Modern analytical methods based on non-destructive Near-Infrared (NIR) spectroscopy were successfully developed aiming at the following targets: the quantification of the antioxidant potential (polyphenolic compounds), the total sugar and total acid content of apples, the determination of the geographical origin of apples and the identification of adulterations of processed veal products with pork. On this basis, parallel development of several methods suited for laboratory, industrial or on-site application was realized by the use of different specialized instrumental setups. Advantages and drawbacks were considered in a detailed comparison of these instruments and methods. This includes the assessment of a novel measurement technique developed as part of this thesis to improve NIR based analyses of apples. Therefore, a specialized prototype was constructed to rotate samples while recording spectra (Surface Scanning). Results contributed significantly to the success of the EU funded cross-border project “OriginAlp”.
Furthermore, the outcomes of the project “Schnelltest”, funded by the Tyrolian government, are presented. In this respect, a quick-test was developed which enables untrained users to perform on-site analyses determining total sugar content and antioxidant potential of apples simultaneously by the use of a miniaturized handheld spectrometer. Results are presented in re-printed form of the original journal articles. The strategy for the development of novel NIR based analytical methods was elaborated and published as a chapter of a specialist book.
The most important results are summarized in brief hereinafter: Compared to the standard measurement procedure (point measurements), automated non-destructive Surface Scanning led to a lowering of the prediction errors for the determination of the soluble solids content (SSC) for Pink Lady (PL) apples with partial least squares (PLS) regression by 2.2 % and for Golden Delicious (GD) samples by 26 %. Prediction accuracy of the total acid of the fruits was raised by 3.5 % for GD apples. Prediction accuracy of polyphenol content was increased by 8.3 % and 15 % for PL and GD apples, respectively. Successful multivariate clustering was realized performing principal component analyses (PCA), to identify 160 GD apples from the alpine area (South Tyrol, Italy) against 235 GD samples cultivated in 20 countries (Belgium, Canada, Chile, China, Czech Republic, England, France, Germany, India, Italy, Japan, Moldowa, Morocco, Poland, Russia, Serbia, Slovenia, South Africa, Spain, Switzerland) using the spectroscopic data set derived from Surface Scanning.
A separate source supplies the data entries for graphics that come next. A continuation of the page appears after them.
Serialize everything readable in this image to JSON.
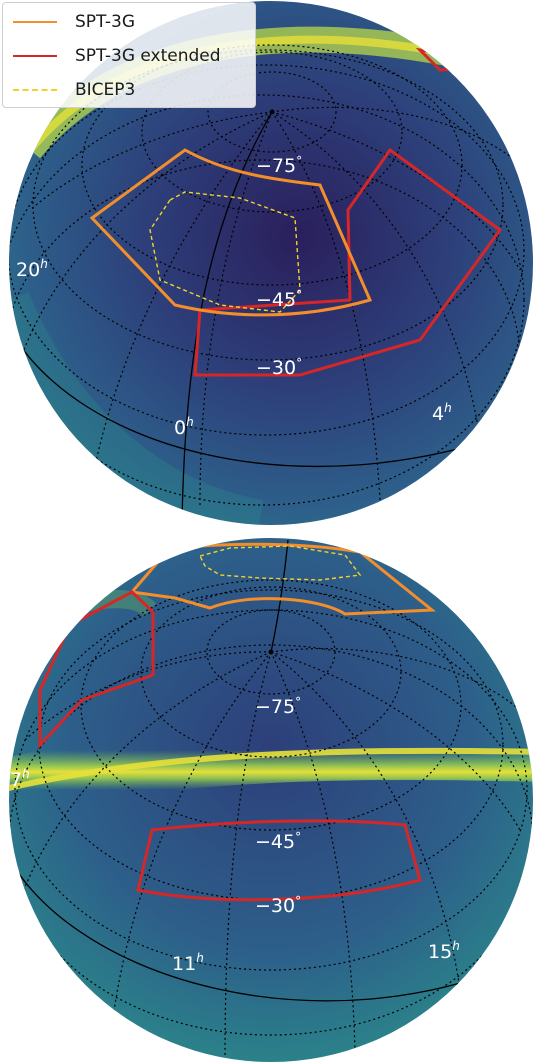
{
  "legend": {
    "items": [
      {
        "label": "SPT-3G",
        "color": "#f28e2b",
        "style": "solid"
      },
      {
        "label": "SPT-3G extended",
        "color": "#d62728",
        "style": "solid"
      },
      {
        "label": "BICEP3",
        "color": "#f2d22a",
        "style": "dashed"
      }
    ]
  },
  "top_globe": {
    "dec_labels": [
      {
        "text": "−75",
        "deg": "°"
      },
      {
        "text": "−45",
        "deg": "°"
      },
      {
        "text": "−30",
        "deg": "°"
      }
    ],
    "ra_labels": [
      {
        "text": "20",
        "sup": "h"
      },
      {
        "text": "0",
        "sup": "h"
      },
      {
        "text": "4",
        "sup": "h"
      }
    ]
  },
  "bottom_globe": {
    "dec_labels": [
      {
        "text": "−75",
        "deg": "°"
      },
      {
        "text": "−45",
        "deg": "°"
      },
      {
        "text": "−30",
        "deg": "°"
      }
    ],
    "ra_labels": [
      {
        "text": "7",
        "sup": "h"
      },
      {
        "text": "11",
        "sup": "h"
      },
      {
        "text": "15",
        "sup": "h"
      }
    ]
  },
  "colors": {
    "map_dark": "#2a1f5c",
    "map_mid": "#2d5f8a",
    "map_teal": "#2a8a8a",
    "map_green": "#6cbf5a",
    "map_yellow": "#e6e03a",
    "spt3g": "#f28e2b",
    "spt3g_extended": "#d62728",
    "bicep3": "#f2d22a"
  }
}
Antioxidant capacity and SSC of seven cultivars of apples (Braeburn, Evelina, Gala, GD, Granny Smith, Jonagold, PL) were successfully determined applying a FT-NIR handheld spectrometer. On-site prediction of SSC of 92 apples was possible applying PLS analyses with a standard error of prediction (SEP) of 0.55 Bx (RPD=2.5, R2=0.76). Polyphenolic compounds of the peels were predicted with an SEP=0.13 % gallic acid equivalents of peels dry matter (RPD=2.8, R2=0.85). Applying Surface Scanning, SEP values decreased significantly by 39 % and 10 % compared to on-site analyses for the prediction of SSC and polyphenolic compounds, respectively.
Methods for laboratory use, industrial purposes and on-site analyses were developed to reveal intentional adulteration or accidental contamination of a pure veal product with pork and pork fat. Meat and fat adulteration could be detected down to the lowest level of contamination (10 %) applying the laboratory setup and the industrial fibre optics setup, regarding measurements through quartz and polymer packaging. Analyses with the on-site setup led to successful separation down to the lowest degree of contamination (10 %, measurement through quartz cuvettes) regarding meat adulteration and up to 20 % and 40 % contamination regarding the fat adulteration, performing measurements through quartz cuvettes and through polymer packaging, respectively.